Our prefix contains the size of the message. When peer receives bytes from network it reads header first (which is fixed length) then decodes information from the header (data size etc) and finally tries to read the specified number of bytes from the network.

Network applications usually have at least two peers. These peers can be hosted on different systems. Say, peer1 is working on Windows OS, while peer2 - is Java app working in Unix environment.
Our protocol contains integer value that holds message's data size. This value is 4-bytes long.

Windows OS works with numbers that are considered to be little endian, that is least significant byte is placed on the lowest address. Vice versa for Java number. This division is known as endianess.

To transfer multi-byte values over network in uniform manner an agreement was established.
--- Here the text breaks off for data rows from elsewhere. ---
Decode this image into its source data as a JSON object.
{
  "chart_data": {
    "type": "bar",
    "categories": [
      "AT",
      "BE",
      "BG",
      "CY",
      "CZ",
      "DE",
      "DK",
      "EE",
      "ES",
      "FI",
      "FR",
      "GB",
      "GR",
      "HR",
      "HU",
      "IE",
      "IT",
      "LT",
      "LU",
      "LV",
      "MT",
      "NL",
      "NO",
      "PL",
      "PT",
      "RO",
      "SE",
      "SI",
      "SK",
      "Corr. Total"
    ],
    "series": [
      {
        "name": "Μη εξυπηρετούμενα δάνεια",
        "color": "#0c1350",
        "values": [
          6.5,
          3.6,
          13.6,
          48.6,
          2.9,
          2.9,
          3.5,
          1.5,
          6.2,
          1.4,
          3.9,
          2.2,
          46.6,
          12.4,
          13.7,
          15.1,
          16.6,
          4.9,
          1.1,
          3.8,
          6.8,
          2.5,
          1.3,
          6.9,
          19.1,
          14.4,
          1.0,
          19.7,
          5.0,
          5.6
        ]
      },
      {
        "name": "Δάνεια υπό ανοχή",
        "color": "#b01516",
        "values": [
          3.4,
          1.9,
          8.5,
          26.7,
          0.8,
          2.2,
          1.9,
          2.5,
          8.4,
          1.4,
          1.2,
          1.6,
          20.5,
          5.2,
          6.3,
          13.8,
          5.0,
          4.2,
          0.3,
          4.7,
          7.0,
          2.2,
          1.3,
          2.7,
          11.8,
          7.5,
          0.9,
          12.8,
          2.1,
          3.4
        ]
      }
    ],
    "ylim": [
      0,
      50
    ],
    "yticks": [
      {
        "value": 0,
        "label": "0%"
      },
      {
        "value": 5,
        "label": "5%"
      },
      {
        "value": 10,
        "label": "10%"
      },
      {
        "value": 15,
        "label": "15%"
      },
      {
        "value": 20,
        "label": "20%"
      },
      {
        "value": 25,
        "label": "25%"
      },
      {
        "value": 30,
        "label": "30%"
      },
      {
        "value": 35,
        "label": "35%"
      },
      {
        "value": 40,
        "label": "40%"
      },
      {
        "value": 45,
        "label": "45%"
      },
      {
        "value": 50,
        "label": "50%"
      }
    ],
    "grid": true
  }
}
Multi-byte data is written into network in big endian byte order.

Earlier I have said that Windows is little endian system, do you really believe me?
If you do not - check yourself, here's how you can do this in C#.

First approach:

int number = 0x00000001;
byte[] bytes = BitConverter.GetBytes(number);
bool isBigEndian = bytes[0] == 0x00;
Second approach (for geeks):
int number = 0x00000001;
int* p = &number;
bool isBigEndian = p[0] == 0x00;
And finally the third one:
bool isBigEndian = !BitConverter.IsLittleEndian;
When you want to write self-contained code, the above approaches can be used to determine endianess of the system your code operates on.
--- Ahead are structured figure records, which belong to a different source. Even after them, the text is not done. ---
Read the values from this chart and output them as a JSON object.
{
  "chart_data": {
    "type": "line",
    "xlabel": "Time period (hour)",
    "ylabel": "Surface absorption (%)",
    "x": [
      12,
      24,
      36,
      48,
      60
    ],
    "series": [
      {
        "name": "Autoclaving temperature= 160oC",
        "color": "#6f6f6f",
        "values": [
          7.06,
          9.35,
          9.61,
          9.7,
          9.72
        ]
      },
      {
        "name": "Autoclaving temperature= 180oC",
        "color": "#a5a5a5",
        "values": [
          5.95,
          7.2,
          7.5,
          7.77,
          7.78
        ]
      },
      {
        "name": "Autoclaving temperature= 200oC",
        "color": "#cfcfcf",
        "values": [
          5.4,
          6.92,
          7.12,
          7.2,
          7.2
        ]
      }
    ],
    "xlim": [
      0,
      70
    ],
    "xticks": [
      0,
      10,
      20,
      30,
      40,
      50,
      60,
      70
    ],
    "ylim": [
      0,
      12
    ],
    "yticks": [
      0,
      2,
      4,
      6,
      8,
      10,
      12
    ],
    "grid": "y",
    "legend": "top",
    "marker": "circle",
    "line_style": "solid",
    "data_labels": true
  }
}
P.S. Third method is the best :).

Monday, November 03, 2008

Bit Flags: The Simple Way


Time from time we face the need or (for some of us) an opprotunity to mess with the bit fields. As we all know bytes consist of bits. Bit can have two values "0" and "1".

Using this knowledge we can store several flags under single byte. In one byte of information we can efficiently store eight one bit flags (1 byte has 8 bits). If we use int values, which has four bytes - we can store 32 bit flags (4*8=32).

So, lets define 8 bit flags. We should receive following picture.

00000001 - 1-st flag
00000010 - 2-nd flag
00000100 - 3-rd flag
00001000 - 4-th flag
00010000 - 5-th flag
00100000 - 6-th flag
01000000 - 7-th flag
10000000 - 8-th flag

There are two ways how to define these flags in C#. Here is the first way: convert each binary number into hexadecimal representation (decimal can be also used). The result will be like this:
[Flags]
public enum FirstApproach : byte
{
First = 0x01,
Second = 0x02,
Third = 0x04,
Forth = 0x08,
Fifth = 0x10,
Sixth = 0x20,
Seventh = 0x40,
Eighth = 0x80,
}
We obtained rather compact definition. But if someone cannot convert binary (01000000) into hex (0x40) number very fast - she will have to use some special tool like calc.exe :). I consider the above mentioned way little bit tiresome.

Here is the second approach: we define "base" at first.
[Flags]
public enum DefBase : byte
{
First = 0,
Second = 1,
Third = 2,
Forth = 3,
Fifth = 4,
Sixth = 5,
Seventh = 6,
Eigth = 7,
}
Then, using "base" we can define our flags:
[Flags]
public enum SecondApproach : byte
{
First = 1 << (byte)DefBase.First,
Second = 1 << (byte)DefBase.Second,
Third = 1 << (byte)DefBase.Third,
Forth = 1 << (byte)DefBase.Forth,
Fifth = 1 << (byte)DefBase.Fifth,
Sixth = 1 << (byte)DefBase.Sixth,
Seventh = 1 << (byte)DefBase.Seventh,
Eighth = 1 << (byte)DefBase. Eigth,
}
Using 2-nd approach does not involve conversion from binary to hex. Using this method we can reuse DefBase multiple times to create required bit flags. Defining next bit flag is no more pain.

If application will have a lot of bit flags declarations then it is more usefull to use 2-nd approach as it can save time of not using additional tools.